Diese Befürchtungen sind nicht neu. Bereits vor mehr als zwanzig Jahren, als 1997 das Kyoto-Protokoll beschlossen wurde, standen die Wälder im Zentrum der Verhandlungen. Obwohl die Wissenschaft keine genaue Auskunft geben konnte, wie klimawirksam die CO2-Aufnahme der Wälder, Wiesen und Äcker sein würde. Die Fachleute sprachen von CO2-Senken. Skeptiker monierten, die Senkenpolitik halte die Politik davon ab, den Ausstoss der Treibhausgase ernsthaft zu reduzieren. Waldforscher warnten vor Monokulturen, bei denen es nur darum ging, vor allem viel CO2 zu speichern, unabhängig davon, ob dadurch die Artenvielfalt und die Ökosysteme gefährdet wurden.

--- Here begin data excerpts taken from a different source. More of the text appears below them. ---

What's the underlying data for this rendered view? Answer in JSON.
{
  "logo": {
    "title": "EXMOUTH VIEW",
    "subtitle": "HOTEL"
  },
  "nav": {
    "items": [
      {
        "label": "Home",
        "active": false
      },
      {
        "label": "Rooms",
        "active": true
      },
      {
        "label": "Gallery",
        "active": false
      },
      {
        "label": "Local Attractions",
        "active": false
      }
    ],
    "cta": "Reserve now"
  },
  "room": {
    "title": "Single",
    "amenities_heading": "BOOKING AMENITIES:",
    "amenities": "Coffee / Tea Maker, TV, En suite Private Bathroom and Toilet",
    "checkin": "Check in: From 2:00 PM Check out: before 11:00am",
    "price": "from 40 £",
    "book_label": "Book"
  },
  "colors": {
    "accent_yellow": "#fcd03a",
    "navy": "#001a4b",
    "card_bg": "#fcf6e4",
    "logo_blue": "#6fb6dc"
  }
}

Die aktuelle Debatte ist fast wie ein Déjà-vu. Sie zeigt, wie unsicher sich die Wissenschaft bei der Einschätzung der Klimaleistung der Wälder nach wie vor ist. Gleichzeitig ist für viele Staaten der Wald bisher ein probates Mittel, um Klimaverpflichtungen zu erfüllen. Auch die Schweiz wird voraussichtlich die Ziele des Kyoto-Protokolls bis 2020 nur dank der CO2-Speicherleistung des Waldes erfüllen.

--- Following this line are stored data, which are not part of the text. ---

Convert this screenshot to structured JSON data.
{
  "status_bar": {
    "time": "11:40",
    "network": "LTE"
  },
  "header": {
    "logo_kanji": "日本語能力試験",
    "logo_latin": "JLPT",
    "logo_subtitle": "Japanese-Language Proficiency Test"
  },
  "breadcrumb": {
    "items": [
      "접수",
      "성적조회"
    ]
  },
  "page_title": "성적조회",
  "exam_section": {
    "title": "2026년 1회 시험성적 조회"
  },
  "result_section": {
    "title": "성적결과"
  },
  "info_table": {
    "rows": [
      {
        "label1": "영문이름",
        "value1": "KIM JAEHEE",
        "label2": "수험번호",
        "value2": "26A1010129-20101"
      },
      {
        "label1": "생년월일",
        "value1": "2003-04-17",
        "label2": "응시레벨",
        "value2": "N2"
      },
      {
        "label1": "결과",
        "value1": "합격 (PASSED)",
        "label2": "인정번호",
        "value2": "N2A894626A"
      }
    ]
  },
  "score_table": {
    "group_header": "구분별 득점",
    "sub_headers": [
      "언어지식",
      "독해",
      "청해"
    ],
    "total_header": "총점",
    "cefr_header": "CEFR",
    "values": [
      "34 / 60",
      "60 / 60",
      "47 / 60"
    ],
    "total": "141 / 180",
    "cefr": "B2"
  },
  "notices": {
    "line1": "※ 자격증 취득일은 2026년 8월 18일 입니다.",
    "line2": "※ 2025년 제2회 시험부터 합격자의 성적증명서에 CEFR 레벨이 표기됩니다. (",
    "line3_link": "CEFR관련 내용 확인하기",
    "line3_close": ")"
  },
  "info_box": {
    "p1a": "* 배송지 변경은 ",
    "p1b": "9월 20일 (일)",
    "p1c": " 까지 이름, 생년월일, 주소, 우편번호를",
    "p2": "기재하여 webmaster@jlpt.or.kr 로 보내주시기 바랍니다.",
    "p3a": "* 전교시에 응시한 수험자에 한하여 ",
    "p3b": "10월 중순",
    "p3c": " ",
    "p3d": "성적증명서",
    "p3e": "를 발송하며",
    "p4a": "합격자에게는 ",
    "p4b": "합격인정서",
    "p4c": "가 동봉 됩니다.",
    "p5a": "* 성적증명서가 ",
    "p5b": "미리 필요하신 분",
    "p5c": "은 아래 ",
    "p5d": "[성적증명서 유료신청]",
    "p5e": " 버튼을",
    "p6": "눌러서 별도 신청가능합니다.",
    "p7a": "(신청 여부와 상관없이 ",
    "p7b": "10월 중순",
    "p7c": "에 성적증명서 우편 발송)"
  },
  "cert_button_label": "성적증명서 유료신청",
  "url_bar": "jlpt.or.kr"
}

Gegen einhundert Staaten setzen im Rahmen der UNO-Klimarahmenkonvention in ihren Klimaschutzplänen auf Waldprojekte. Es wird allerdings Jahrzehnte dauern, bis auf den ausgewiesenen Flächen ein Wald entstanden ist, der effektiv CO2 speichert. Für manche Experten ist es deshalb wichtiger, erst einmal die grossflächige Entwaldung zu stoppen, speziell in Brasilien und Indonesien. Seit 1960 ist gemäss dem Weltnaturschutzbund IUCN über die Hälfte des tropischen Regenwaldes ­zerstört worden – und die Zerstörung geht weiter.

Forscher korrigieren

Die Forscher der kritisierten Waldstudie haben reagiert – und die umstrittene Passage präzisiert. Es sei nicht ihre Absicht gewesen, Wiederaufforstungen als einzige Lösung im Klimaschutz darzustellen. An ihrer Potenzialeinschätzung rütteln sie allerdings nicht. Die unterschiedliche Einschätzung der Senkenleistung begründen sie unter anderem mit der uneinheitlichen Definition, wann von einem Wald gesprochen wird. Dennoch sind sie nach wie vor der Ansicht, dass zusätzliche Waldflächen derzeit quantitativ am wirksamsten für den Klimaschutz sind.

In einem Punkt sind sich aber alle einig. Ohne zusätzliche Aufforstungen geht es nicht. «Aber es ist wichtig, dass das genaue Potenzial im Kampf gegen den Klimawandel berechnet wird – unter Berücksichtigung aller möglichen Einflussfaktoren», sagt ETH-Klimaforscherin Sonia Seneviratne.